Maple Spring comes to Vancouver

Young Canadians mobilize for political and social change for a second time since Occupy Vancouver. Photo by Alexandre Guédon, Flickr

The Maple Spring came to Vancouver last week. It was absolutely beautiful. And, no, I’m not talking about the unseasonably warm and sunny weather we’ve been enjoying of late.

Last Friday, a packed house at the W2 Media Cafe in Vancouver heard stirring speeches from student leaders from Quebec. The event was billed as a victory party, since these students had just recently pulled off a stunning hat trick: helping drive Jean Charest from power, blocking the tuition hike, and forcing the repeal of an attack on civil liberties known as Bill 78.

All this was the result of what has become known as the “Maple Spring,” an unprecedented social movement that included the largest protests in Canadian history.

Chloe Zawadzki-Turcotte and Gabriel Nadeau-Dubois both played key roles during this year’s momentous student movement with CLASSE – the largest of the student unions on strike – and their speeches in Vancouver revealed wisdom far beyond their years.

Gabriel Nadeau-Dubois at a protest in Quebec. Photo by Justin Ling, Flickr

Gabriel became a polarizing figure throughout Quebec society, emerging as the media face of the strike. As a symbol of the students’ unity and determination to defeat the government, he was demonized, smeared and belittled by many right-wing voices in the press and in political life.

At his Vancouver talk, it was very clear why he got under the skin of those who support the status quo. He’s a precocious, attractive kid who can distill and present complex, radical ideas in clear and compelling language.

Speaking in a second language he’s only very recently used with any regularity, GND outlined the ideological importance of fighting tuition fees – no matter how small the proposed hike. Once young people and society at large accept education as a commodity, or as just another financial investment, you have already begun to lose. Education is a right, Gabriel explained, and defending that right is essential for defending equity throughout an entire society.

He also urged the audience to take what they could learn from Quebec’s example – especially in terms of the democratic structures which were crucial to the strike’s power – and apply it strategically to their own, local political circumstances.

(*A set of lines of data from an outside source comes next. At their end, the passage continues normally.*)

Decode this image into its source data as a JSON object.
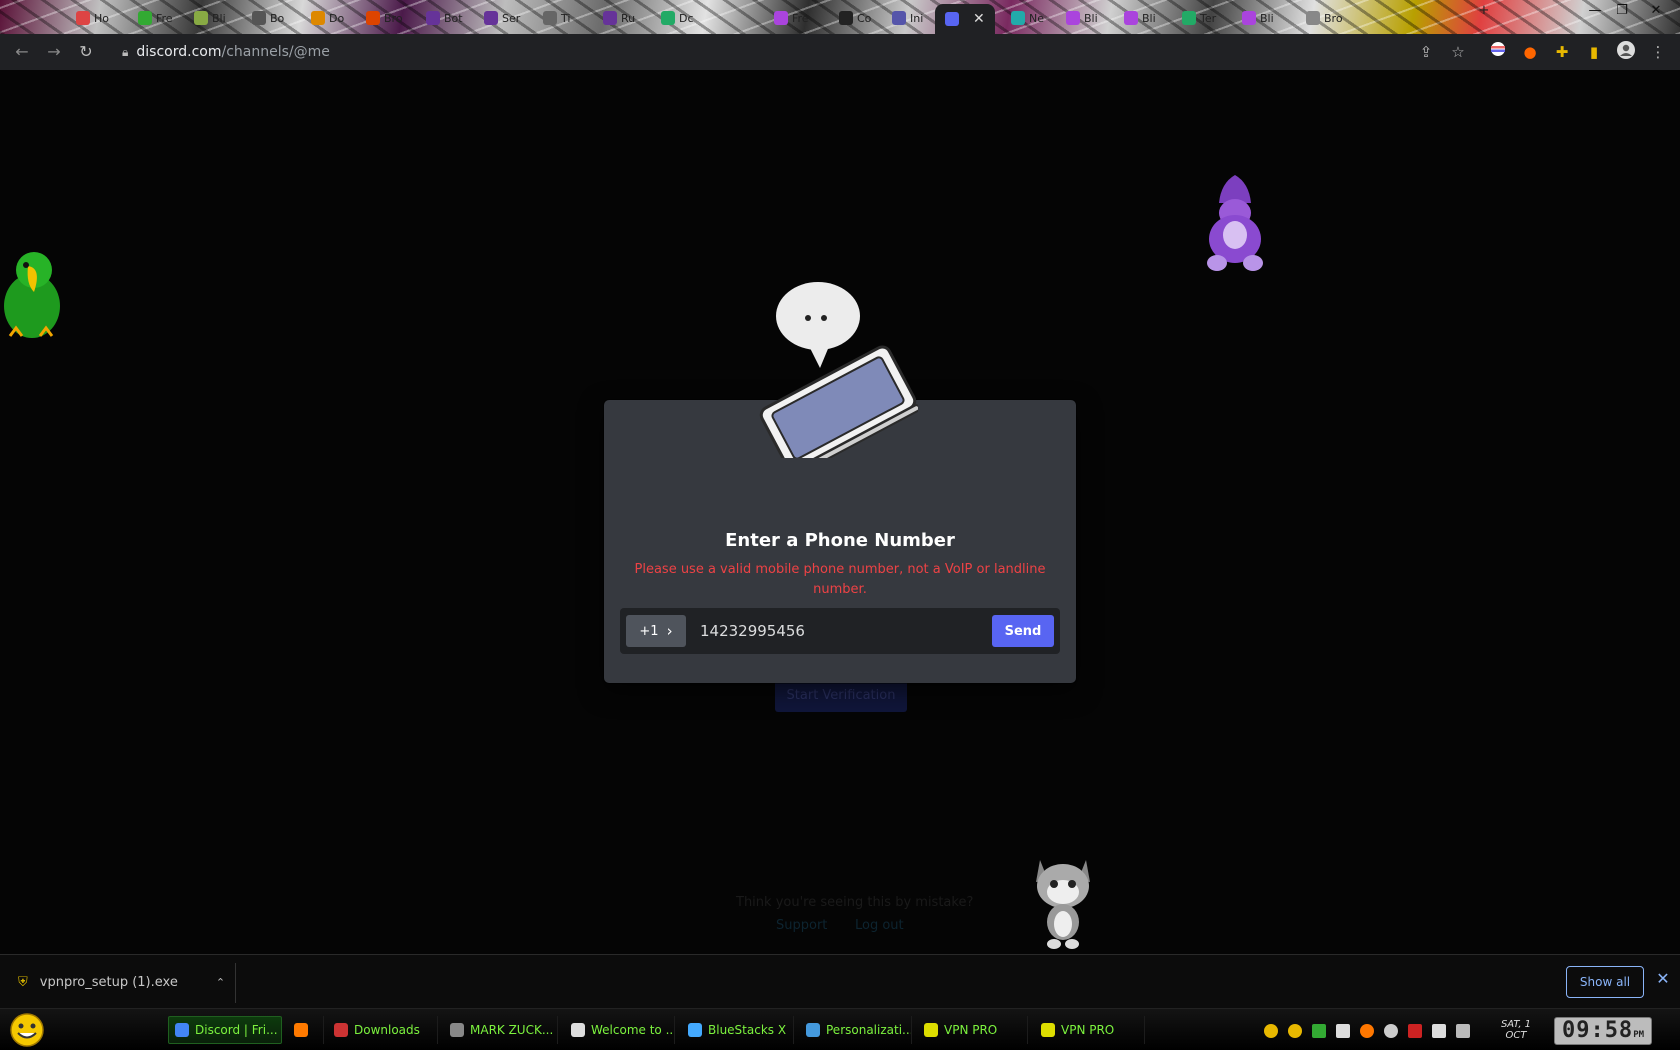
{
  "browser": {
    "tabs": [
      {
        "label": "Ho",
        "color": "#d44"
      },
      {
        "label": "Fre",
        "color": "#3a3"
      },
      {
        "label": "Bli",
        "color": "#8a4"
      },
      {
        "label": "Bo",
        "color": "#555"
      },
      {
        "label": "Do",
        "color": "#d80"
      },
      {
        "label": "Bro",
        "color": "#d40"
      },
      {
        "label": "Bot",
        "color": "#639"
      },
      {
        "label": "Ser",
        "color": "#639"
      },
      {
        "label": "Ti",
        "color": "#666"
      },
      {
        "label": "Ru",
        "color": "#639"
      },
      {
        "label": "Dc",
        "color": "#2a6"
      },
      {
        "label": "Fre",
        "color": "#a4d"
      },
      {
        "label": "Co",
        "color": "#222"
      },
      {
        "label": "Ini",
        "color": "#55a"
      }
    ],
    "active_tab": {
      "close": "✕"
    },
    "tabs_right": [
      {
        "label": "Ne",
        "color": "#2aa"
      },
      {
        "label": "Bli",
        "color": "#a4d"
      },
      {
        "label": "Bli",
        "color": "#a4d"
      },
      {
        "label": "Ter",
        "color": "#2a6"
      },
      {
        "label": "Bli",
        "color": "#a4d"
      },
      {
        "label": "Bro",
        "color": "#888"
      }
    ],
    "window_controls": [
      "—",
      "❐",
      "✕"
    ],
    "new_tab": "+",
    "url_host": "discord.com",
    "url_path": "/channels/@me",
    "nav": {
      "back": "←",
      "forward": "→",
      "reload": "↻"
    }
  },
  "modal": {
    "title": "Enter a Phone Number",
    "error": "Please use a valid mobile phone number, not a VoIP or landline number.",
    "country_code": "+1",
    "country_chevron": "›",
    "phone_value": "14232995456",
    "send_label": "Send"
  },
  "background": {
    "verify_button": "Start Verification",
    "mistake_text": "Think you're seeing this by mistake?",
    "link_support": "Support",
    "link_logout": "Log out"
  },
  "download": {
    "filename": "vpnpro_setup (1).exe",
    "chevron": "⌃",
    "show_all": "Show all",
    "close": "✕"
  },
  "taskbar": {
    "items": [
      {
        "label": "Discord | Fri...",
        "color": "#4285f4"
      },
      {
        "label": "",
        "color": "#ff7a00"
      },
      {
        "label": "Downloads",
        "color": "#c33"
      },
      {
        "label": "MARK ZUCK...",
        "color": "#888"
      },
      {
        "label": "Welcome to ...",
        "color": "#ddd"
      },
      {
        "label": "BlueStacks X",
        "color": "#4af"
      },
      {
        "label": "Personalizati...",
        "color": "#49d"
      },
      {
        "label": "VPN PRO",
        "color": "#dd0"
      },
      {
        "label": "VPN PRO",
        "color": "#dd0"
      }
    ],
    "date_day": "SAT, 1",
    "date_month": "OCT",
    "clock_time": "09:58",
    "clock_ampm": "PM"
  }
}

This openness to progressives throughout the rest of Canada bodes well for building a truly powerful cross-country movement against the Harper agenda.

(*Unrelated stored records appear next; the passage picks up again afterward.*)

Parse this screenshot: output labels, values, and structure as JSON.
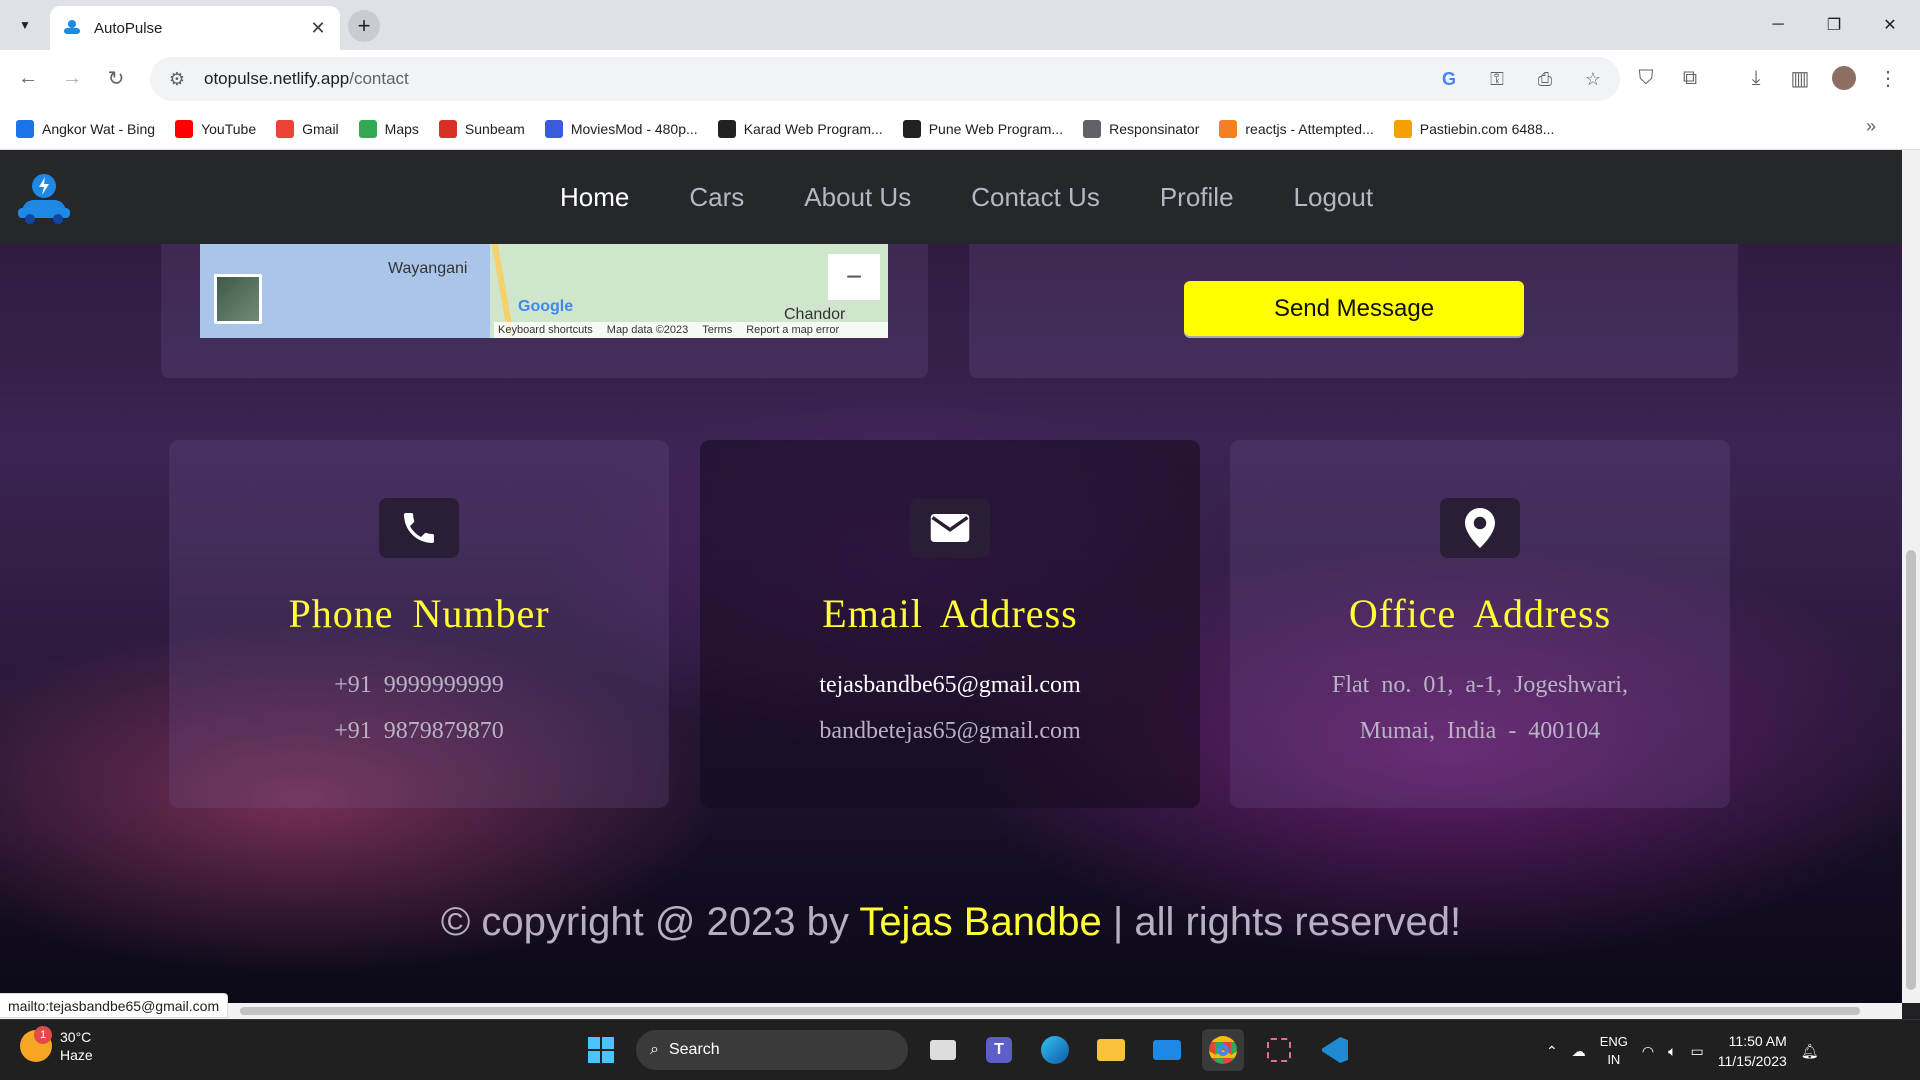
{
  "browser": {
    "tab_title": "AutoPulse",
    "url_domain": "otopulse.netlify.app",
    "url_path": "/contact",
    "bookmarks": [
      {
        "label": "Angkor Wat - Bing",
        "icon": "bing-search-icon",
        "color": "#1a73e8"
      },
      {
        "label": "YouTube",
        "icon": "youtube-icon",
        "color": "#ff0000"
      },
      {
        "label": "Gmail",
        "icon": "gmail-icon",
        "color": "#ea4335"
      },
      {
        "label": "Maps",
        "icon": "maps-pin-icon",
        "color": "#34a853"
      },
      {
        "label": "Sunbeam",
        "icon": "sunbeam-icon",
        "color": "#d93025"
      },
      {
        "label": "MoviesMod - 480p...",
        "icon": "moviesmod-icon",
        "color": "#3b5bdb"
      },
      {
        "label": "Karad Web Program...",
        "icon": "globe-icon",
        "color": "#202124"
      },
      {
        "label": "Pune Web Program...",
        "icon": "globe-icon",
        "color": "#202124"
      },
      {
        "label": "Responsinator",
        "icon": "responsinator-icon",
        "color": "#5f6368"
      },
      {
        "label": "reactjs - Attempted...",
        "icon": "stackoverflow-icon",
        "color": "#f48024"
      },
      {
        "label": "Pastiebin.com 6488...",
        "icon": "pastiebin-icon",
        "color": "#f59f00"
      }
    ]
  },
  "site": {
    "nav": [
      "Home",
      "Cars",
      "About Us",
      "Contact Us",
      "Profile",
      "Logout"
    ],
    "active_nav": "Home",
    "map": {
      "place1": "Wayangani",
      "place2": "Chandor",
      "google": "Google",
      "attribution": [
        "Keyboard shortcuts",
        "Map data ©2023",
        "Terms",
        "Report a map error"
      ],
      "zoom_out": "−"
    },
    "send_button": "Send Message",
    "cards": [
      {
        "title": "Phone  Number",
        "icon": "phone-icon",
        "lines": [
          "+91  9999999999",
          "+91  9879879870"
        ]
      },
      {
        "title": "Email  Address",
        "icon": "envelope-icon",
        "lines": [
          "tejasbandbe65@gmail.com",
          "bandbetejas65@gmail.com"
        ]
      },
      {
        "title": "Office  Address",
        "icon": "location-pin-icon",
        "lines": [
          "Flat  no.  01,  a-1,  Jogeshwari,",
          "Mumai,  India  -  400104"
        ]
      }
    ],
    "footer": {
      "prefix": "© copyright @ 2023 by ",
      "name": "Tejas Bandbe",
      "suffix": " | all rights reserved!"
    },
    "status_url": "mailto:tejasbandbe65@gmail.com",
    "accent_color": "#ffff00"
  },
  "taskbar": {
    "weather_temp": "30°C",
    "weather_desc": "Haze",
    "weather_badge": "1",
    "search_label": "Search",
    "lang_top": "ENG",
    "lang_bottom": "IN",
    "time": "11:50 AM",
    "date": "11/15/2023"
  }
}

Those of us in the rest of Canada, especially progressive-minded people out West, have to reciprocate this generosity of spirit that seeks out understanding and united action.

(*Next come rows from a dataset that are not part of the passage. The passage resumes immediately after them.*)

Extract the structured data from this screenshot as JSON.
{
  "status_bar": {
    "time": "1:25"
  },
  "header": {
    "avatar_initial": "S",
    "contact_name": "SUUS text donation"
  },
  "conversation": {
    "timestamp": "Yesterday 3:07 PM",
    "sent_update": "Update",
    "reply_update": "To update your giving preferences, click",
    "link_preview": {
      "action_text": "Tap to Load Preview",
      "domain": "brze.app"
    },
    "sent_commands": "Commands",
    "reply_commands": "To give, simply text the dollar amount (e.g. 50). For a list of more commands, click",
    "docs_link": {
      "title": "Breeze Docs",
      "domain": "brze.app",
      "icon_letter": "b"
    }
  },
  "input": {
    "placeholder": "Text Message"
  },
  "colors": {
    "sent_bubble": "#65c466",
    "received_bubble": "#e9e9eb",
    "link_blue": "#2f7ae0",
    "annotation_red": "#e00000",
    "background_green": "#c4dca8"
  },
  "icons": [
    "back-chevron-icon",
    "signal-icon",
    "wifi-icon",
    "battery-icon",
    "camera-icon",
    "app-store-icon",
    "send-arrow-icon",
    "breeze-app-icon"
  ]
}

We should – I feel pretty safe writing this in the pages of a bilingual newspaper – brush up on our French, and start to follow politics in Quebec more seriously. Along with that, we should bone up on our history, and we should be ruthlessly honest.

The Quebecois people suffered under the boot of a colonial enterprise, even before Canada had its present name. Whatever your position on Quebec independence, only an ignoramus would deny this. Yet too many do. The right-wing chauvinists are able to get mileage out of cheap anti-Quebec rhetoric in the rest of country because too many in the political centre and even on the left are, well, pretty clueless.

People need to go back and read about the linguistic and class oppression that ruled in Quebec for so many decades. The bosses were Anglos, the workers were French. The Quebecois had to fight bitterly just for the right to be given orders at work in their own language.

The movement for Quebec sovereignty did not show up one day, ex nihilo. Like many other nationalisms, it emerged from a history of colonialism and oppression. The persistence of a sovereigntist movement might not, it turns out, be explained by pathologies inherent to the Quebecois. The pathology could be ours.

Canada’s first prime minister was a raging drunk, and a raging chauvinist and racist. When Metis leader Louis Riel was about to be hanged in 1885, Macdonald famously quipped, “He shall hang though every dog in Québec bark in his favour.”

Sorry, John A. Macdonald: We know the truth, and so the dogs are still barking, only there’s a lot more of us now. Glory to Riel, Gabriel Dumont and all those who fought for equal rights for French-speaking and Indigenous peoples.

All of that is my own digression, as the students did not address issues relating to sovereignty. But their talk provoked these thoughts. Whatever has kept us apart in the past must be cleared away to allow common struggle against common enemies. Forget the Clarity Act. Let’s just act and speak with clarity and honesty about the realities of our shared history. The rest will take care of itself. (This, of course, must include the reality of colonialist dispossession of Indigenous peoples at the hands of both English and French.)

The beautiful slogan that CLASSE carried on its website’s masthead and had written on the banners leading many a mass march through the streets of Montreal was crystal clear: Ensemble, bloquons la hausse. Together, block the tuition hike.

After the inspiration of this year’s Maple Spring, and after the inspiration of last night’s event, I dare to dream that we can win real, tangible victories here in BC and against Harper.

Ensemble, bloquons Enbridge et Kinder Morgan. Together, block Enbridge and Kinder Morgan.
Ensemble, bloquons l’austérité. Together, block austerity.
Ensemble, nous bloquerons Harper. Nous vaincrons.